A isso o delegado nada respondeu; Guilherme
me olhou de soslaio, franzindo o sobrolho.
Rompendo o silêncio, o Dr. Alberto
disse:
- Ele foi encontrado ainda em roupas
de dormir e por certo foi surpreendido pelo assassino, sem que tivesse tempo de
esboçar defesa suficiente para salva a própria vida.
Guilherme perguntou:
- Tem sinais de briga no local?
- Sim, a desarrumação da roupa de cama
e da roupa do morto mostra que houve ao menos uma tentativa de luta – respondeu
o delegado.
Pensei comigo mesmo: claro, o fazendeiro
sempre foi homem bem disposto, até um tanto bruto no seu dia a dia; portanto, se
previamente alertado, daria trabalho ao homicida; alto e bem encorpado, estava
acostumado aos trabalhos braçais e ostentava excelente compleição física,
apesar da idade mais avançada.
Dele falavam, a meia boca, que tinha o
péssimo hábito de espancar, não raras vezes, os empregados da fazenda que
eventualmente fizessem, sob sua ótica, corpo mole nas lides diárias. E era dele
que se dizia, também, tratar-se de pessoa que impunha respeito aos concidadãos,
sobremodo aos mais humildes, tal como se fosse um grande suserano tomando conta
de seu feudo.
Não era de se espantar com costumes
desse jaez; por certo em suas veias corria tudo o que de mais escabroso se
praticava desde os tempos das capitanias, cujos vícios e desmandos de toda
ordem vieram se derramando através das gerações, em tal magnitude que são difíceis
de serem corrigidos pelo tempo, como que passando de pai para filho para todo o
sempre.
- E quem está na casa, neste momento?
- Está o Assis Júnior, que é o filho
mais velho do morto, você o conhece. Estão também a cozinheira, a camareira e o
caseiro. O capataz, que esteve por aqui hoje de manhã, tomou o trem, antes do crime,
e foi para São Paulo; os outros todos estão na cozinha, sob a vigilância de dois
policiais.
Na sala de entrada, de tamanho grande
e pé direito alto, os poucos móveis demonstravam a ausência de requinte, como
era próprio da família. Um jogo de sofá, de couro, uma mesa central com quatro
cadeiras, todas de madeira. A um canto, uma estante em que ficava uma linda
televisão Philco Ford, de aquisição recente; em acima dela, alguns vistosos
livros de capas coloridas e outros, de romances e histórias policiais; víamos
também uma coleção da enciclopédia Conhecer, encadernada em vermelho vivo e
alguns fascículos avulsos espalhados pelas prateleiras, a espera de completar o
próximo volume.
Subimos, por uma belíssima e reluzente
escada de madeira de lei, até o quarto da vítima; naquela profusão de cômodos
saindo do corredor central, encontramos, num deles, na parte da frente, um quarto
amplo, mas de simples mobiliário. Estendido bem ao lado da cama, o corpo ainda
estava morno: o bilhete que recebemos lá em casa não exagerara.
Lençóis, travesseiros, cobertas, tudo
em desalinho, a demonstrar que houve princípio de resistência; na mesinha de
cabeceira estavam os óculos do morto; no chão, ao lado do corpo, um relógio
despertador, com o vidro quebrado e ponteiros parados nas dez horas.

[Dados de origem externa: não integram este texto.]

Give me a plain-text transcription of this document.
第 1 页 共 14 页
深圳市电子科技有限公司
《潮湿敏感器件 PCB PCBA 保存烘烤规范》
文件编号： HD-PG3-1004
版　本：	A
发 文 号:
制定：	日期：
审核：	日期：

Presumimos, pelas condições aparentes,
que o óbito tinha se verificado entre por volta das dez horas da manhã, não muito
além desses limites; o calor do corpo e os ponteiros do relógio nos levavam a
essa conclusão aparentemente segura.
Observamos os mesmos detalhes já
narrados pelo delegado: a posição do corpo, os detalhes do relógio, enfim, tudo
conferia com a descrição que nos foi feita pouco antes pelo Dr. Alberto. Ajoelhado
ao lado da vítima, Guilherme examinou com cuidado os três ferimentos, todos na
região do coração, bem como o sangue escorrido na camisa e no peito do Dr.

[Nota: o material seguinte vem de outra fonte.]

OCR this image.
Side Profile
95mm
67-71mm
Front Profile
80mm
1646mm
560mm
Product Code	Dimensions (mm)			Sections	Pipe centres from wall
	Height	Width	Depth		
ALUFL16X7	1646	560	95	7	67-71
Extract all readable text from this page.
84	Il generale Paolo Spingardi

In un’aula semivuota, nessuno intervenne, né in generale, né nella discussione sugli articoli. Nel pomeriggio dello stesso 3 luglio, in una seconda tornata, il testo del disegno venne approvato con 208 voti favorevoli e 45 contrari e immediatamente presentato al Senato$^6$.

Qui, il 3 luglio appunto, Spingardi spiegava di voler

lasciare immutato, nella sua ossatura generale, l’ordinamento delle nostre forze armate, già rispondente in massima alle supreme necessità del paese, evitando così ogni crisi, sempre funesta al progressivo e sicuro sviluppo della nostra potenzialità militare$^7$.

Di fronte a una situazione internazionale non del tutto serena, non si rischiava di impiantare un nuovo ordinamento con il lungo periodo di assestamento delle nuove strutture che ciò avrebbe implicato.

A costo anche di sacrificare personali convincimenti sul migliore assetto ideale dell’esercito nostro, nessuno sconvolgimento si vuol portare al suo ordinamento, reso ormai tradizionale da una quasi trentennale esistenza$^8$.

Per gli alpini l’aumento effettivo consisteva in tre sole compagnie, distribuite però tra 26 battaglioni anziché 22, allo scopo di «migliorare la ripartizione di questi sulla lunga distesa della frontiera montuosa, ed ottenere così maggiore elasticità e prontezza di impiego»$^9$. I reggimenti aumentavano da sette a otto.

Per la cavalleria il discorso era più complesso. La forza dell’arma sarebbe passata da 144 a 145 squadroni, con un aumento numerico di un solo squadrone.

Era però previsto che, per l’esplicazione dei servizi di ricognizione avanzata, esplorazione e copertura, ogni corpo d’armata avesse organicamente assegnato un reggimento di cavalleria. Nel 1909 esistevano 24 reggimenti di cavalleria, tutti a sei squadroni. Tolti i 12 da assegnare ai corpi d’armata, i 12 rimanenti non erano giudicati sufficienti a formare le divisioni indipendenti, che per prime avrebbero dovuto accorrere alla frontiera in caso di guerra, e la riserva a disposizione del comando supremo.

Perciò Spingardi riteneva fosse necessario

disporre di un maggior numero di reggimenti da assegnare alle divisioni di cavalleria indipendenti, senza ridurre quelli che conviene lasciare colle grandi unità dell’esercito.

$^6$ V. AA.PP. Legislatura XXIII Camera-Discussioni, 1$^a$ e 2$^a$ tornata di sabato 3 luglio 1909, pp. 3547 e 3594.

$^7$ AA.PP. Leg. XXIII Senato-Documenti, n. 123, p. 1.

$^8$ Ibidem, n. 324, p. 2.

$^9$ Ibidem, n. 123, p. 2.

Assis. Resmungou qualquer coisa inaudível, talvez se referindo à poça de sangue
formada no chão; em seguida, disse, com voz firme e sem olhar para ninguém em
especial:
- As três facadas vieram de cima para
baixo, com força; vararam a camisa; ao menos uma delas acertou o coração, bem
em cheio.
- Facadas? Tem certeza? Perguntou o
delegado, um tanto contrafeito, por certo se lembrando do bilhete há pouco
escrito.
- Sim, doutor: os furos são abertos e
mostram que a arma usada pelo criminoso tinha apenas um lado afiado – e bem
afiado. A pele está perfeitamente cortada nas laterais dos buracos, sem sinais
de rasgo. Na ponta de cima dos buracos, vemos que entrou o lado grosso e sem
fio da faca, enquanto que na ponta de baixo o corte é fino e acaba em nada.
Punhal é diferente, tem fio dos dois lados, corta tudo por igual; a pele não
fica tão esgarçada. Então, o instrumento usado pelo assassino do Dr. Assis forçou
a entrada no tecido, deixando a ferida bem aberta. Por isso é que jorrou muito
sangue, compreende doutor?
O delegado contentou-se com a resposta;
mas eu não.
- Não compreendo, Guilherme.
- Simples, meu caro: o punhal é fino,
tem gume dos dois lados e tem ponta afiadíssima, em forma de seta; ele penetra fundo
e não rasga muito a pele; aliás, a pele vai afundando enquanto a lâmina entra,
compreende? Depois, a pele, que foi empurrada para dentro, volta junto com o
gume, quase que tampando o pequeno buraco que foi feito – e isso faz com que a hemorragia
ocorra por dentro, com pouco derramamento de sangue. Esses sinais, próprios da
punhalada, não aparecem no peito do Dr. Assis.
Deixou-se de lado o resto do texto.